The early research was an example of a common problem in social science – some studies are not powerful enough to discover effects even if there are some. Published studies tend to be underpowered because they consider too little data to determine the truth. It can result in false negatives, like the one saying that winning money does not increase happiness, or false positives when the insufficient sample generates noise that is claimed to be a positive result. Conducting research on a bigger scale is an excellent solution, but it requires more funds, so underpowered studies will probably continue to affect science at times.
Measuring happiness is particularly tricky because it is a very subjective issue. First, people need to be asked to determine their happiness levels themselves. Also, some objective induces should be taken into consideration, including political freedom, level of literacy, pollution level, income size, health care access, or the quantity of spare time.

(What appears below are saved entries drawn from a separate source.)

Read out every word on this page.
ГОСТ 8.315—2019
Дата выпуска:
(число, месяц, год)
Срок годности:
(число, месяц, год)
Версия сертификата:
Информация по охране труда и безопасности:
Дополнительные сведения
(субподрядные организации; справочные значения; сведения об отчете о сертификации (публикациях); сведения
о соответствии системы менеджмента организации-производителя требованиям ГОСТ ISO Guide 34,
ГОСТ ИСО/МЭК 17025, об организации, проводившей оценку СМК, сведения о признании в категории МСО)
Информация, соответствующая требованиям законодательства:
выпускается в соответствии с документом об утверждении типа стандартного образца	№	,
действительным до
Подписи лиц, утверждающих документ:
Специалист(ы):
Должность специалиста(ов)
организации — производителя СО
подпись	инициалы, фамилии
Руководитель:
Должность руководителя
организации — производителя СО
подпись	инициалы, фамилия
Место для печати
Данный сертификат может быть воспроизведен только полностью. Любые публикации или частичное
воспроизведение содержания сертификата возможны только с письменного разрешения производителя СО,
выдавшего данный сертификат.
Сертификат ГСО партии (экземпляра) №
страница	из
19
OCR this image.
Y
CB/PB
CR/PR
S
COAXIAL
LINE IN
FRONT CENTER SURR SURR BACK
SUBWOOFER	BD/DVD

Apart from that, researchers use happiness indexes that combine traditional measurement standards with subjective surveys.
The issue of money winning and happiness is worth exploring for economists, not only because of curiosity. Namely, thanks to studying lottery winners, they can find out if income improvement can make people happier. We are all aware that better financial conditions must be associated with happiness, but it may be tricky to determine whether higher income results in happiness. Maybe depressed people usually earn less money, while happier ones earn more. Also, there are people who, due to some general quality of being successful in life, can end up both wealthy and happy.
Hitting the jackpot in a lottery is undoubtedly a breakthrough in our life. However, it is disputable if it really affects our overall happiness, or just life satisfaction, which are two separate terms. Scientists have been researching this subject for a long time, and their results evolved over the years. First, they came up with the idea that winning a lottery does not affect your life happiness, but later, other researchers achieved opposite results. On the one hand, it can mean that the previous study was not correctly conducted, but on the other hand, it can indicate that maybe people are more materialistic nowadays, so getting a lot of extra money to follow all the present trends makes them happier than in the past.